Acyclovir Tablets, USP 400 mg are available for oral administration as white round tablets, engraved Y212 on one side and plain on other. They are supplied as follows:
Bottle of 100 (NDC 69367-137-01)
Bottle of 500 (NDC 69367-137-05)
Store at 20° to 25°C (68° to 77°F) [see USP Controlled Room Temperature]. Protect from light and moisture.
Acyclovir Tablets, USP 800 mg are available for oral administration as white capsule-shaped tablets, engraved Y213 on one side and plain on other side. They are supplied as follows:
Bottle of 100 (NDC 69367-138-01)
Bottle of 500 (NDC 69367-138-05)
Store at 20° to 25°C (68° to 77°F) [see USP Controlled Room Temperature]. Protect from light and moisture.
Mechanism of Antiviral Action
Acyclovir is a synthetic purine nucleoside analogue with in vitro and in vivo inhibitory activity against herpes simplex virus types 1 (HSV-1), 2 (HSV-2), and varicella-zoster virus (VZV).
The inhibitory activity of acyclovir is highly selective due to its affinity for the enzyme thymidine kinase (TK) enclosed by HSV and VZV. This viral enzyme converts acyclovir into acyclovir monophosphate, a nucleotide analogue. The monophosphate is further converted into diphosphate by cellular guanylate kinase and into triphosphate by a number of cellular enzymes.

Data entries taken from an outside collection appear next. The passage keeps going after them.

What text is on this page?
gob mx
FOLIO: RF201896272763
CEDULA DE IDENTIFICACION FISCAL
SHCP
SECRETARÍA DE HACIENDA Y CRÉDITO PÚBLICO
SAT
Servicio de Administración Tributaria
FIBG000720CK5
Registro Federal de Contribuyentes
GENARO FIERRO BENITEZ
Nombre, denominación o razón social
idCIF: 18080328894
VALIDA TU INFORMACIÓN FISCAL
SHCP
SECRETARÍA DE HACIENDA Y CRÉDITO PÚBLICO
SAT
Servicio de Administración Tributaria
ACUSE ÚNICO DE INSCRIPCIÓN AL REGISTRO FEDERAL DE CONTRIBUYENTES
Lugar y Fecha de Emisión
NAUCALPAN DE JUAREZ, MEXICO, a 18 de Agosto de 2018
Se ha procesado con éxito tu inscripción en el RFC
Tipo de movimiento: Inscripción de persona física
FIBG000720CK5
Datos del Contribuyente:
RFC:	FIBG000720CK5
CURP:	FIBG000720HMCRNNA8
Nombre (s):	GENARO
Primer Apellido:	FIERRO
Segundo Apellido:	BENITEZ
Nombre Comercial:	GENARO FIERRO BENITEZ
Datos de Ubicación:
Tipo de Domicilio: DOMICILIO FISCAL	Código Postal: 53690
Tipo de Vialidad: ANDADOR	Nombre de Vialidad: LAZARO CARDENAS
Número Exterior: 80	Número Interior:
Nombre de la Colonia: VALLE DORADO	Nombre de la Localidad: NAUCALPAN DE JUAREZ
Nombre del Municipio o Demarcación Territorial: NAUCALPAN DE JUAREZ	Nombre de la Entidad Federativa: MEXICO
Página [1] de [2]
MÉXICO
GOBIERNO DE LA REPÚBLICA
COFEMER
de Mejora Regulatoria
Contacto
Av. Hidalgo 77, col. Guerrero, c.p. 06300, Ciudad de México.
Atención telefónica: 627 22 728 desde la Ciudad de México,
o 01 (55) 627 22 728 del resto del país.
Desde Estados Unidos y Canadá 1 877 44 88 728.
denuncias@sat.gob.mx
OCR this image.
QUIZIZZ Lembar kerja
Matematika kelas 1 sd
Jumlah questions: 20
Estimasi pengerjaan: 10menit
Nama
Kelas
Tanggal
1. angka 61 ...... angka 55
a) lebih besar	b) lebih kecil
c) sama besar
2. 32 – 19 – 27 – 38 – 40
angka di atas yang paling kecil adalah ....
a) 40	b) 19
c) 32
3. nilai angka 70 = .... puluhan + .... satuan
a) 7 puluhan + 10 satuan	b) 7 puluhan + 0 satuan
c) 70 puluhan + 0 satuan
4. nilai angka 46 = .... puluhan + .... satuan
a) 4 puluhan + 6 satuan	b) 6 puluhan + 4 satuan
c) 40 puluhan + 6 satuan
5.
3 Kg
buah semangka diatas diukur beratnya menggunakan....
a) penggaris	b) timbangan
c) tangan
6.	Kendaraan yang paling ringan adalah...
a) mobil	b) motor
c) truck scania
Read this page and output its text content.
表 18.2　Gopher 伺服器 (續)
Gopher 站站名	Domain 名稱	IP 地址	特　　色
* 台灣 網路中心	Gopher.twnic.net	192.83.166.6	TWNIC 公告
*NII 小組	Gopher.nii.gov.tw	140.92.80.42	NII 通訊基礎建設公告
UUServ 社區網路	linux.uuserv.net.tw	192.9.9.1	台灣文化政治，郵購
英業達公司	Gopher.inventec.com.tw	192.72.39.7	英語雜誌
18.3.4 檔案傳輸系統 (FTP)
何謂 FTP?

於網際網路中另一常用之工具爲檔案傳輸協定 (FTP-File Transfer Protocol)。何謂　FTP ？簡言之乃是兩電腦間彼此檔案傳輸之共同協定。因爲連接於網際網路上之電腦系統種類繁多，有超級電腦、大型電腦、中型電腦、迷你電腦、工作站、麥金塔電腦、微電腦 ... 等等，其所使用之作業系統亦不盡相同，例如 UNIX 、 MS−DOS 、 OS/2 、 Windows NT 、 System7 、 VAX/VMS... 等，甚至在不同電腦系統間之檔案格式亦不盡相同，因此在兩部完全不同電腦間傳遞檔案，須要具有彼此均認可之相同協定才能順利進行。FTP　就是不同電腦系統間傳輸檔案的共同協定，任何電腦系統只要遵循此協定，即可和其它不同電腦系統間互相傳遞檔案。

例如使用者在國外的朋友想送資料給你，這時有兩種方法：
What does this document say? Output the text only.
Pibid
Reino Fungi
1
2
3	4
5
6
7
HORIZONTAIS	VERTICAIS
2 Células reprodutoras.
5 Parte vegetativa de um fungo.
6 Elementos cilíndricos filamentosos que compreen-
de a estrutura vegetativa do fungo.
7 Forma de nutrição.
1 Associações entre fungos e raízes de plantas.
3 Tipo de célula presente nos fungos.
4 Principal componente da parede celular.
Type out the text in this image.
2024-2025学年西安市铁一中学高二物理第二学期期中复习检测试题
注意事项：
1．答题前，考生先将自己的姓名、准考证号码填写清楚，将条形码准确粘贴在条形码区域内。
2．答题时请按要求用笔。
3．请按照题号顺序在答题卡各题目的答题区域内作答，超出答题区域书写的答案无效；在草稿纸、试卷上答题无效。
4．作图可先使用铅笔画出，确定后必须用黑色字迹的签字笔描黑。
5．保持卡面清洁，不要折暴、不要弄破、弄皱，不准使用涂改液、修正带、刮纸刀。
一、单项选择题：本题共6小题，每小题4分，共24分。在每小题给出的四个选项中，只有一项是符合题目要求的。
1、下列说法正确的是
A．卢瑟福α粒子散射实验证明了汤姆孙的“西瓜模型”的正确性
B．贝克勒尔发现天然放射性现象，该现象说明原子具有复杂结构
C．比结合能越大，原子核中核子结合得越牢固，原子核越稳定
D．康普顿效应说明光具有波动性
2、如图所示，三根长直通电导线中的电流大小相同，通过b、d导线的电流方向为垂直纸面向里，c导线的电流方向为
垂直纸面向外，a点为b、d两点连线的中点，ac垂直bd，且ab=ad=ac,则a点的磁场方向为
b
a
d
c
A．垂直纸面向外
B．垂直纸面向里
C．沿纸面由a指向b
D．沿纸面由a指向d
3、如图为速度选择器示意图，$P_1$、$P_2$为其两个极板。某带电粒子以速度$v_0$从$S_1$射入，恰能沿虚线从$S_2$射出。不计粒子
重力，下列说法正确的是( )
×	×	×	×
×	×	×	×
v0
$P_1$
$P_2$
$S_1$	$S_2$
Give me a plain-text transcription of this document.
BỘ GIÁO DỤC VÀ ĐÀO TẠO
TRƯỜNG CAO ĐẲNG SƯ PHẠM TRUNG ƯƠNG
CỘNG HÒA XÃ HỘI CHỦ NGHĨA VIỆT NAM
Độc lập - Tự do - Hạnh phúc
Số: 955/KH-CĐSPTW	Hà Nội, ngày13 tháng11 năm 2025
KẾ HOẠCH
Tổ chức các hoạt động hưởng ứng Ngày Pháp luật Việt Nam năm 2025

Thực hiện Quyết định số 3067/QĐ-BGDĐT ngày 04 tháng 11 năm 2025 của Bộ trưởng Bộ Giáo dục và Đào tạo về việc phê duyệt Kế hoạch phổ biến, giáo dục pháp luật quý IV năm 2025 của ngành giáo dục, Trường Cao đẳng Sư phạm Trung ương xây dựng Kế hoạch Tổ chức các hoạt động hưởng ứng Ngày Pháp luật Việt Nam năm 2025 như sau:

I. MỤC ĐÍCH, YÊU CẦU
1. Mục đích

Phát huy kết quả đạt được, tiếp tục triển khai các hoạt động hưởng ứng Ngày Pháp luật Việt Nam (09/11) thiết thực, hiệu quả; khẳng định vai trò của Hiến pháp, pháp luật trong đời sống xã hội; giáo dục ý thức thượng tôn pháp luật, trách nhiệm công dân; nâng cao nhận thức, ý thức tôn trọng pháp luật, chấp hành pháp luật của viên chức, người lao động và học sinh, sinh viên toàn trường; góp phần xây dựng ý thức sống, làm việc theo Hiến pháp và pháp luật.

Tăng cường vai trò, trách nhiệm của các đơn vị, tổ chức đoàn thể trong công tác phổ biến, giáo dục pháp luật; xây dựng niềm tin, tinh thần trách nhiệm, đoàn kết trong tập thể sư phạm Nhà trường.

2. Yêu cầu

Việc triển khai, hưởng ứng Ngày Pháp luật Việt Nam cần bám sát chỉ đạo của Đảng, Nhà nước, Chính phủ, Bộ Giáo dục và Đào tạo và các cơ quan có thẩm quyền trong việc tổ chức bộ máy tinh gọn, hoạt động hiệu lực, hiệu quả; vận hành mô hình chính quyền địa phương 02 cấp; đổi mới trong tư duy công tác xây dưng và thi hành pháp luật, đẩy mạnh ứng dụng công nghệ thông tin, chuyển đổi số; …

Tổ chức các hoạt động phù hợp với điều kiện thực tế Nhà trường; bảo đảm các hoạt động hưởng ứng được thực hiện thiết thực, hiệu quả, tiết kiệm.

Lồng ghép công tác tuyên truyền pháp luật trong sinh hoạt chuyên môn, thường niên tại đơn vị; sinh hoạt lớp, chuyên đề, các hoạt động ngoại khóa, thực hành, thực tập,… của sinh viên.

In vitro, acyclovir triphosphate stops replication of herpes viral DNA. This is accomplished in 3 ways: 1) competitive inhibition of viral DNA polymerase, 2) incorporation into and termination of the growing viral DNA chain, and 3) inactivation of the viral DNA polymerase. The greater antiviral activity of acyclovir against HSV compared with VZV is due to its more efficient phosphorylation by the viral TK.